No início, eu imaginava o isolamento como um filme em que a passagem do tempo é marcada por uma sucessão de cenas de alvorecer e de ocaso. Cem dias depois de ter saído da redação para quarentena, a sensação é de que a passagem do tempo já não será contada em dias ou semana, mas com a virada das folhas do calendário japonês, que tem uma ikebana para cada mês do ano. Ou pelas estações, porque já parece impossível que a vida retome seu eixo antes da primavera.
Sou do primeiro grupo, o de 17 de março. Na véspera, tinha morrido o primeiro brasileiro pelo coronavírus. Na semana anterior, a Organização Mundial da Saúde elevou o status da covid-19 para pandemia e alertou o mundo para o alto poder de contaminação do coronavírus.
Saímos sem saber quando voltaríamos. Até então se falava em quarentena de 14 dias, mas a experiência de Wuhan, isolada do mundo por terra, água e ar havia quase dois meses, me fazia especular sobre um período mais longo de trabalho remoto. Jamais podia imaginar que passaria o outono inteiro vendo o tempo escoar pela janela e que entraria no interno sem perspectiva de retorno ao que seria uma “vida normal.
A minutos do isolamento completar cem dias, aqui estou nesta noite de fim de junho em que lá fora faz 9ºC tentando retomar o diário que comecei em 16 de março e interrompi no 53º dia, 8 de maio, cansada de resumir a tragédia diária e convencida de que a rotina da tripla jornada não merecia registro. Naquele dia o Brasil tinha 145.328 casos confirmados de covid-19. Escrevi: “Números de pesadelo: 751 mortos em 24 horas e 9.897 em menos de dois meses”.
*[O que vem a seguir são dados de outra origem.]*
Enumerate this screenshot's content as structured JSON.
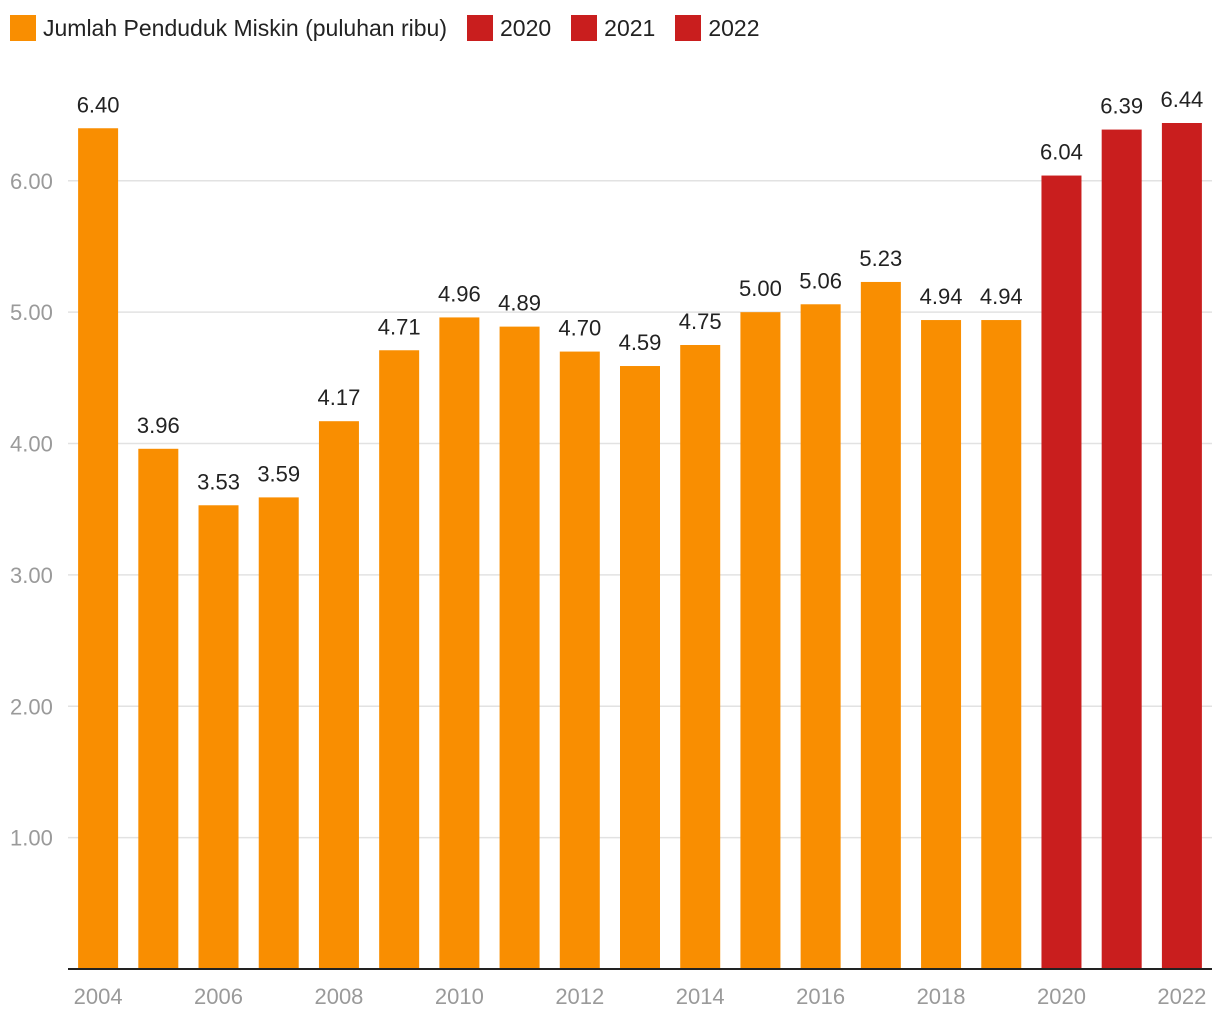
{
  "chart_data": {
    "type": "bar",
    "title": "",
    "xlabel": "",
    "ylabel": "",
    "ylim": [
      0,
      6.44
    ],
    "y_ticks": [
      "1.00",
      "2.00",
      "3.00",
      "4.00",
      "5.00",
      "6.00"
    ],
    "y_tick_values": [
      1,
      2,
      3,
      4,
      5,
      6
    ],
    "grid": true,
    "legend_position": "top-left",
    "categories": [
      "2004",
      "2005",
      "2006",
      "2007",
      "2008",
      "2009",
      "2010",
      "2011",
      "2012",
      "2013",
      "2014",
      "2015",
      "2016",
      "2017",
      "2018",
      "2019",
      "2020",
      "2021",
      "2022"
    ],
    "x_tick_labels": [
      "2004",
      "",
      "2006",
      "",
      "2008",
      "",
      "2010",
      "",
      "2012",
      "",
      "2014",
      "",
      "2016",
      "",
      "2018",
      "",
      "2020",
      "",
      "2022"
    ],
    "values": [
      6.4,
      3.96,
      3.53,
      3.59,
      4.17,
      4.71,
      4.96,
      4.89,
      4.7,
      4.59,
      4.75,
      5.0,
      5.06,
      5.23,
      4.94,
      4.94,
      6.04,
      6.39,
      6.44
    ],
    "value_labels": [
      "6.40",
      "3.96",
      "3.53",
      "3.59",
      "4.17",
      "4.71",
      "4.96",
      "4.89",
      "4.70",
      "4.59",
      "4.75",
      "5.00",
      "5.06",
      "5.23",
      "4.94",
      "4.94",
      "6.04",
      "6.39",
      "6.44"
    ],
    "bar_colors": [
      "#f98e01",
      "#f98e01",
      "#f98e01",
      "#f98e01",
      "#f98e01",
      "#f98e01",
      "#f98e01",
      "#f98e01",
      "#f98e01",
      "#f98e01",
      "#f98e01",
      "#f98e01",
      "#f98e01",
      "#f98e01",
      "#f98e01",
      "#f98e01",
      "#c91e1e",
      "#c91e1e",
      "#c91e1e"
    ],
    "legend": [
      {
        "label": "Jumlah Penduduk Miskin (puluhan ribu)",
        "color": "#f98e01"
      },
      {
        "label": "2020",
        "color": "#c91e1e"
      },
      {
        "label": "2021",
        "color": "#c91e1e"
      },
      {
        "label": "2022",
        "color": "#c91e1e"
      }
    ]
  }
}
De lá para cá, o pesadelo se aprofundou. Há mais de um mês, a média diária de óbitos passa de mil (a contagem cai nos fins de semana, para recrudescer a partir de terça-feira). Já são 55.961 e não chegamos ao pico, ponto a partir do qual estaremos no platô para só então começar a descida. O Rio Grande do Sul soma 540 mortos, mas entrou em estado de alerta com o aumento do número de casos e o crescimento acelerado da demanda por leitos de UTI. Sob bandeira vermelha, voltamos à situação do final de março, com quase tudo fechado na Região Metropolitana.
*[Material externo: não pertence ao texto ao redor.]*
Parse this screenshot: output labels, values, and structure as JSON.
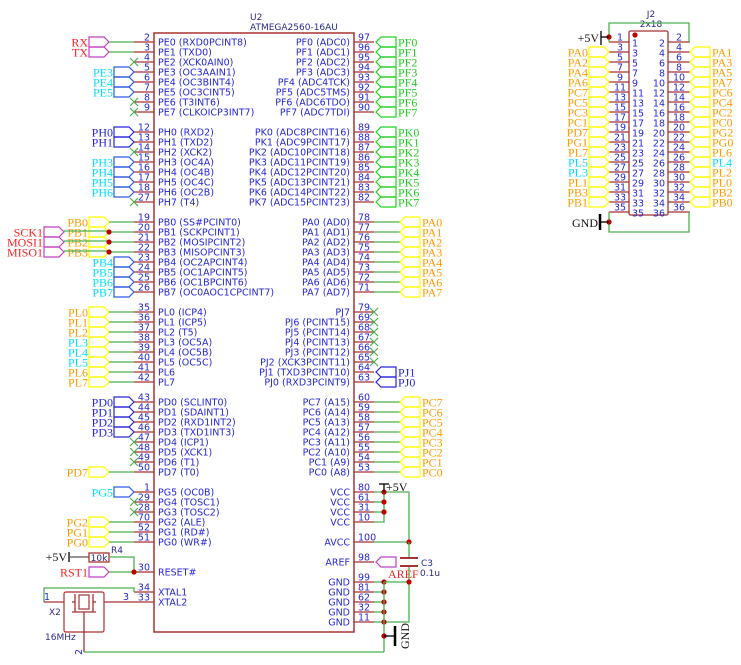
{
  "colors": {
    "pin": "#a83232",
    "wire": "#4caf50",
    "body": "#a83232",
    "pin_text": "#2626d6",
    "junction": "#c00000",
    "noconnect": "#4caf50"
  },
  "label_styles": {
    "red": {
      "text": "#ff2020",
      "shape": "#c040c0"
    },
    "cyan": {
      "text": "#00e0ff",
      "shape": "#2a5ae0"
    },
    "cyanc": {
      "text": "#00e0ff",
      "shape": "#ffff00"
    },
    "blue": {
      "text": "#2626d6",
      "shape": "#2626d6"
    },
    "orange": {
      "text": "#ff9a00",
      "shape": "#ffff00"
    },
    "green": {
      "text": "#20d020",
      "shape": "#20d020"
    }
  },
  "u2": {
    "ref": "U2",
    "value": "ATMEGA2560-16AU",
    "left_groups": [
      [
        {
          "num": "2",
          "name": "PE0 (RXD0PCINT8)",
          "label": "RX",
          "style": "red"
        },
        {
          "num": "3",
          "name": "PE1 (TXD0)",
          "label": "TX",
          "style": "red"
        },
        {
          "num": "4",
          "name": "PE2 (XCK0AIN0)",
          "nc": true
        },
        {
          "num": "5",
          "name": "PE3 (OC3AAIN1)",
          "label": "PE3",
          "style": "cyan"
        },
        {
          "num": "6",
          "name": "PE4 (OC3BINT4)",
          "label": "PE4",
          "style": "cyan"
        },
        {
          "num": "7",
          "name": "PE5 (OC3CINT5)",
          "label": "PE5",
          "style": "cyan"
        },
        {
          "num": "8",
          "name": "PE6 (T3INT6)",
          "nc": true
        },
        {
          "num": "9",
          "name": "PE7 (CLKOICP3INT7)",
          "nc": true
        }
      ],
      [
        {
          "num": "12",
          "name": "PH0 (RXD2)",
          "label": "PH0",
          "style": "blue"
        },
        {
          "num": "13",
          "name": "PH1 (TXD2)",
          "label": "PH1",
          "style": "blue"
        },
        {
          "num": "14",
          "name": "PH2 (XCK2)",
          "nc": true
        },
        {
          "num": "15",
          "name": "PH3 (OC4A)",
          "label": "PH3",
          "style": "cyan"
        },
        {
          "num": "16",
          "name": "PH4 (OC4B)",
          "label": "PH4",
          "style": "cyan"
        },
        {
          "num": "17",
          "name": "PH5 (OC4C)",
          "label": "PH5",
          "style": "cyan"
        },
        {
          "num": "18",
          "name": "PH6 (OC2B)",
          "label": "PH6",
          "style": "cyan"
        },
        {
          "num": "27",
          "name": "PH7 (T4)",
          "nc": true
        }
      ],
      [
        {
          "num": "19",
          "name": "PB0 (SS#PCINT0)",
          "label": "PB0",
          "style": "orange"
        },
        {
          "num": "20",
          "name": "PB1 (SCKPCINT1)",
          "label": "PB1",
          "style": "orange",
          "extra": "SCK1"
        },
        {
          "num": "21",
          "name": "PB2 (MOSIPCINT2)",
          "label": "PB2",
          "style": "orange",
          "extra": "MOSI1"
        },
        {
          "num": "22",
          "name": "PB3 (MISOPCINT3)",
          "label": "PB3",
          "style": "orange",
          "extra": "MISO1"
        },
        {
          "num": "23",
          "name": "PB4 (OC2APCINT4)",
          "label": "PB4",
          "style": "cyan"
        },
        {
          "num": "24",
          "name": "PB5 (OC1APCINT5)",
          "label": "PB5",
          "style": "cyan"
        },
        {
          "num": "25",
          "name": "PB6 (OC1BPCINT6)",
          "label": "PB6",
          "style": "cyan"
        },
        {
          "num": "26",
          "name": "PB7 (OC0AOC1CPCINT7)",
          "label": "PB7",
          "style": "cyan"
        }
      ],
      [
        {
          "num": "35",
          "name": "PL0 (ICP4)",
          "label": "PL0",
          "style": "orange"
        },
        {
          "num": "36",
          "name": "PL1 (ICP5)",
          "label": "PL1",
          "style": "orange"
        },
        {
          "num": "37",
          "name": "PL2 (T5)",
          "label": "PL2",
          "style": "orange"
        },
        {
          "num": "38",
          "name": "PL3 (OC5A)",
          "label": "PL3",
          "style": "cyanc"
        },
        {
          "num": "39",
          "name": "PL4 (OC5B)",
          "label": "PL4",
          "style": "cyanc"
        },
        {
          "num": "40",
          "name": "PL5 (OC5C)",
          "label": "PL5",
          "style": "cyanc"
        },
        {
          "num": "41",
          "name": "PL6",
          "label": "PL6",
          "style": "orange"
        },
        {
          "num": "42",
          "name": "PL7",
          "label": "PL7",
          "style": "orange"
        }
      ],
      [
        {
          "num": "43",
          "name": "PD0 (SCLINT0)",
          "label": "PD0",
          "style": "blue"
        },
        {
          "num": "44",
          "name": "PD1 (SDAINT1)",
          "label": "PD1",
          "style": "blue"
        },
        {
          "num": "45",
          "name": "PD2 (RXD1INT2)",
          "label": "PD2",
          "style": "blue"
        },
        {
          "num": "46",
          "name": "PD3 (TXD1INT3)",
          "label": "PD3",
          "style": "blue"
        },
        {
          "num": "47",
          "name": "PD4 (ICP1)",
          "nc": true
        },
        {
          "num": "48",
          "name": "PD5 (XCK1)",
          "nc": true
        },
        {
          "num": "49",
          "name": "PD6 (T1)",
          "nc": true
        },
        {
          "num": "50",
          "name": "PD7 (T0)",
          "label": "PD7",
          "style": "orange"
        }
      ],
      [
        {
          "num": "1",
          "name": "PG5 (OC0B)",
          "label": "PG5",
          "style": "cyan"
        },
        {
          "num": "29",
          "name": "PG4 (TOSC1)",
          "nc": true
        },
        {
          "num": "28",
          "name": "PG3 (TOSC2)",
          "nc": true
        },
        {
          "num": "70",
          "name": "PG2 (ALE)",
          "label": "PG2",
          "style": "orange"
        },
        {
          "num": "52",
          "name": "PG1 (RD#)",
          "label": "PG1",
          "style": "orange"
        },
        {
          "num": "51",
          "name": "PG0 (WR#)",
          "label": "PG0",
          "style": "orange"
        }
      ]
    ],
    "left_misc": [
      {
        "num": "30",
        "name": "RESET#"
      },
      {
        "num": "34",
        "name": "XTAL1"
      },
      {
        "num": "33",
        "name": "XTAL2"
      }
    ],
    "right_groups": [
      [
        {
          "num": "97",
          "name": "PF0 (ADC0)",
          "label": "PF0",
          "style": "green"
        },
        {
          "num": "96",
          "name": "PF1 (ADC1)",
          "label": "PF1",
          "style": "green"
        },
        {
          "num": "95",
          "name": "PF2 (ADC2)",
          "label": "PF2",
          "style": "green"
        },
        {
          "num": "94",
          "name": "PF3 (ADC3)",
          "label": "PF3",
          "style": "green"
        },
        {
          "num": "93",
          "name": "PF4 (ADC4TCK)",
          "label": "PF4",
          "style": "green"
        },
        {
          "num": "92",
          "name": "PF5 (ADC5TMS)",
          "label": "PF5",
          "style": "green"
        },
        {
          "num": "91",
          "name": "PF6 (ADC6TDO)",
          "label": "PF6",
          "style": "green"
        },
        {
          "num": "90",
          "name": "PF7 (ADC7TDI)",
          "label": "PF7",
          "style": "green"
        }
      ],
      [
        {
          "num": "89",
          "name": "PK0 (ADC8PCINT16)",
          "label": "PK0",
          "style": "green"
        },
        {
          "num": "88",
          "name": "PK1 (ADC9PCINT17)",
          "label": "PK1",
          "style": "green"
        },
        {
          "num": "87",
          "name": "PK2 (ADC10PCINT18)",
          "label": "PK2",
          "style": "green"
        },
        {
          "num": "86",
          "name": "PK3 (ADC11PCINT19)",
          "label": "PK3",
          "style": "green"
        },
        {
          "num": "85",
          "name": "PK4 (ADC12PCINT20)",
          "label": "PK4",
          "style": "green"
        },
        {
          "num": "84",
          "name": "PK5 (ADC13PCINT21)",
          "label": "PK5",
          "style": "green"
        },
        {
          "num": "83",
          "name": "PK6 (ADC14PCINT22)",
          "label": "PK6",
          "style": "green"
        },
        {
          "num": "82",
          "name": "PK7 (ADC15PCINT23)",
          "label": "PK7",
          "style": "green"
        }
      ],
      [
        {
          "num": "78",
          "name": "PA0 (AD0)",
          "label": "PA0",
          "style": "orange"
        },
        {
          "num": "77",
          "name": "PA1 (AD1)",
          "label": "PA1",
          "style": "orange"
        },
        {
          "num": "76",
          "name": "PA2 (AD2)",
          "label": "PA2",
          "style": "orange"
        },
        {
          "num": "75",
          "name": "PA3 (AD3)",
          "label": "PA3",
          "style": "orange"
        },
        {
          "num": "74",
          "name": "PA4 (AD4)",
          "label": "PA4",
          "style": "orange"
        },
        {
          "num": "73",
          "name": "PA5 (AD5)",
          "label": "PA5",
          "style": "orange"
        },
        {
          "num": "72",
          "name": "PA6 (AD6)",
          "label": "PA6",
          "style": "orange"
        },
        {
          "num": "71",
          "name": "PA7 (AD7)",
          "label": "PA7",
          "style": "orange"
        }
      ],
      [
        {
          "num": "79",
          "name": "PJ7",
          "nc": true
        },
        {
          "num": "69",
          "name": "PJ6 (PCINT15)",
          "nc": true
        },
        {
          "num": "68",
          "name": "PJ5 (PCINT14)",
          "nc": true
        },
        {
          "num": "67",
          "name": "PJ4 (PCINT13)",
          "nc": true
        },
        {
          "num": "66",
          "name": "PJ3 (PCINT12)",
          "nc": true
        },
        {
          "num": "65",
          "name": "PJ2 (XCK3PCINT11)",
          "nc": true
        },
        {
          "num": "64",
          "name": "PJ1 (TXD3PCINT10)",
          "label": "PJ1",
          "style": "blue"
        },
        {
          "num": "63",
          "name": "PJ0 (RXD3PCINT9)",
          "label": "PJ0",
          "style": "blue"
        }
      ],
      [
        {
          "num": "60",
          "name": "PC7 (A15)",
          "label": "PC7",
          "style": "orange"
        },
        {
          "num": "59",
          "name": "PC6 (A14)",
          "label": "PC6",
          "style": "orange"
        },
        {
          "num": "58",
          "name": "PC5 (A13)",
          "label": "PC5",
          "style": "orange"
        },
        {
          "num": "57",
          "name": "PC4 (A12)",
          "label": "PC4",
          "style": "orange"
        },
        {
          "num": "56",
          "name": "PC3 (A11)",
          "label": "PC3",
          "style": "orange"
        },
        {
          "num": "55",
          "name": "PC2 (A10)",
          "label": "PC2",
          "style": "orange"
        },
        {
          "num": "54",
          "name": "PC1 (A9)",
          "label": "PC1",
          "style": "orange"
        },
        {
          "num": "53",
          "name": "PC0 (A8)",
          "label": "PC0",
          "style": "orange"
        }
      ]
    ],
    "right_power": [
      {
        "num": "80",
        "name": "VCC"
      },
      {
        "num": "61",
        "name": "VCC"
      },
      {
        "num": "31",
        "name": "VCC"
      },
      {
        "num": "10",
        "name": "VCC"
      },
      {
        "num": "100",
        "name": "AVCC"
      },
      {
        "num": "98",
        "name": "AREF"
      },
      {
        "num": "99",
        "name": "GND"
      },
      {
        "num": "81",
        "name": "GND"
      },
      {
        "num": "62",
        "name": "GND"
      },
      {
        "num": "32",
        "name": "GND"
      },
      {
        "num": "11",
        "name": "GND"
      }
    ]
  },
  "j2": {
    "ref": "J2",
    "value": "2x18",
    "power_top": "+5V",
    "power_bottom": "GND",
    "left": [
      {
        "num": "1"
      },
      {
        "num": "3",
        "label": "PA0",
        "style": "orange"
      },
      {
        "num": "5",
        "label": "PA2",
        "style": "orange"
      },
      {
        "num": "7",
        "label": "PA4",
        "style": "orange"
      },
      {
        "num": "9",
        "label": "PA6",
        "style": "orange"
      },
      {
        "num": "11",
        "label": "PC7",
        "style": "orange"
      },
      {
        "num": "13",
        "label": "PC5",
        "style": "orange"
      },
      {
        "num": "15",
        "label": "PC3",
        "style": "orange"
      },
      {
        "num": "17",
        "label": "PC1",
        "style": "orange"
      },
      {
        "num": "19",
        "label": "PD7",
        "style": "orange"
      },
      {
        "num": "21",
        "label": "PG1",
        "style": "orange"
      },
      {
        "num": "23",
        "label": "PL7",
        "style": "orange"
      },
      {
        "num": "25",
        "label": "PL5",
        "style": "cyanc"
      },
      {
        "num": "27",
        "label": "PL3",
        "style": "cyanc"
      },
      {
        "num": "29",
        "label": "PL1",
        "style": "orange"
      },
      {
        "num": "31",
        "label": "PB3",
        "style": "orange"
      },
      {
        "num": "33",
        "label": "PB1",
        "style": "orange"
      },
      {
        "num": "35"
      }
    ],
    "right": [
      {
        "num": "2"
      },
      {
        "num": "4",
        "label": "PA1",
        "style": "orange"
      },
      {
        "num": "6",
        "label": "PA3",
        "style": "orange"
      },
      {
        "num": "8",
        "label": "PA5",
        "style": "orange"
      },
      {
        "num": "10",
        "label": "PA7",
        "style": "orange"
      },
      {
        "num": "12",
        "label": "PC6",
        "style": "orange"
      },
      {
        "num": "14",
        "label": "PC4",
        "style": "orange"
      },
      {
        "num": "16",
        "label": "PC2",
        "style": "orange"
      },
      {
        "num": "18",
        "label": "PC0",
        "style": "orange"
      },
      {
        "num": "20",
        "label": "PG2",
        "style": "orange"
      },
      {
        "num": "22",
        "label": "PG0",
        "style": "orange"
      },
      {
        "num": "24",
        "label": "PL6",
        "style": "orange"
      },
      {
        "num": "26",
        "label": "PL4",
        "style": "cyanc"
      },
      {
        "num": "28",
        "label": "PL2",
        "style": "orange"
      },
      {
        "num": "30",
        "label": "PL0",
        "style": "orange"
      },
      {
        "num": "32",
        "label": "PB2",
        "style": "orange"
      },
      {
        "num": "34",
        "label": "PB0",
        "style": "orange"
      },
      {
        "num": "36"
      }
    ]
  },
  "r4": {
    "ref": "R4",
    "value": "10k",
    "power": "+5V"
  },
  "reset_label": {
    "text": "RST1",
    "style": "red"
  },
  "x2": {
    "ref": "X2",
    "value": "16MHz",
    "pin1": "1",
    "pin2": "2",
    "pin3": "3"
  },
  "c3": {
    "ref": "C3",
    "value": "0.1u"
  },
  "aref_label": {
    "text": "AREF",
    "style": "red"
  },
  "vcc_power": "+5V",
  "gnd_power": "GND"
}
Tenho a sensação de que envelheci mais nestes cem dias do que nos últimos cinco anos. A preocupação enbranquece os cabelos, acentua as rugas, tira o brilho do olhar. Com a economia em ruínas, aumenta o desemprego, a pobreza, a fome. Tenho convicção de que estaríamos em situação bem pior se não fossem as medidas para conter o avanço do vírus. Quem haveria de querer consumir, se divertir, viajar, com uma espada sobre a cabeça?
Nestes cem dias tive de reorganizar a rotina para acomodar as tarefas domésticas numa agenda em que não cabia mais nada. Só vi dois filmes, li apenas três livros, não assisti a nenhuma temporada inteira de série. O tempo se esvai como num sopro e já é sexta-feira outra vez.
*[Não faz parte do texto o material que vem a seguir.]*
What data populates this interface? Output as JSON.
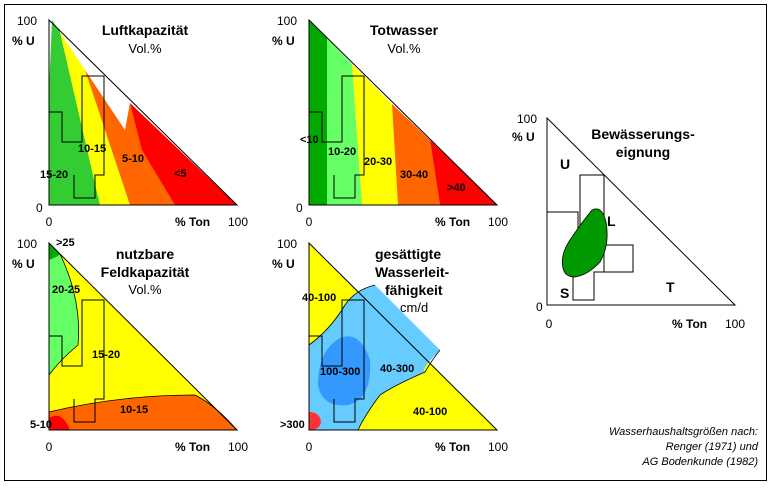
{
  "panels": {
    "luftkapazitaet": {
      "title": "Luftkapazität",
      "unit": "Vol.%",
      "labels": [
        "15-20",
        "10-15",
        "5-10",
        "<5"
      ],
      "colors": [
        "#33cc33",
        "#ffff00",
        "#ff6600",
        "#ff0000"
      ]
    },
    "totwasser": {
      "title": "Totwasser",
      "unit": "Vol.%",
      "labels": [
        "<10",
        "10-20",
        "20-30",
        "30-40",
        ">40"
      ],
      "colors": [
        "#00aa00",
        "#66ff66",
        "#ffff00",
        "#ff6600",
        "#ff0000"
      ]
    },
    "nutzbare_feldkapazitaet": {
      "title_line1": "nutzbare",
      "title_line2": "Feldkapazität",
      "unit": "Vol.%",
      "labels": [
        ">25",
        "20-25",
        "15-20",
        "10-15",
        "5-10"
      ],
      "colors": [
        "#00aa00",
        "#66ff66",
        "#ffff00",
        "#ff6600",
        "#ff0000"
      ]
    },
    "wasserleitfaehigkeit": {
      "title_line1": "gesättigte",
      "title_line2": "Wasserleit-",
      "title_line3": "fähigkeit",
      "unit": "cm/d",
      "labels": [
        "40-100",
        "100-300",
        "40-300",
        "40-100",
        ">300"
      ],
      "colors": [
        "#ffff00",
        "#66ccff",
        "#3399ff",
        "#ff3333"
      ]
    },
    "bewaesserung": {
      "title_line1": "Bewässerungs-",
      "title_line2": "eignung",
      "labels": [
        "U",
        "L",
        "S",
        "T"
      ],
      "colors": [
        "#009900"
      ]
    }
  },
  "axes": {
    "y_label": "% U",
    "x_label": "% Ton",
    "y_max": "100",
    "x_max": "100",
    "zero": "0"
  },
  "source": {
    "line1": "Wasserhaushaltsgrößen nach:",
    "line2": "Renger (1971) und",
    "line3": "AG Bodenkunde (1982)"
  }
}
Na próxima semana entrarei em férias, porque assim manda a lei. Não fosse a pandemia, estaria vivendo a euforia que precede as viagens, pesquisando a meteorologia, arrumando mala, planejando roteiros. Agora, talvez não possa nem mesmo visitar minha mãe, a quem não vejo desde fevereiro. Chance zero de uns dias na serra, um fim se semana no Rio ou de uma esticada até o Uruguai, porque todas as fonteiras estão fechadas.
Prisioneira de um vírus, resta-me viajar pelas páginas dos livros ou pelos cenários de filmes, enquanto sonho com o dia em que esse pesadelo vai acabar.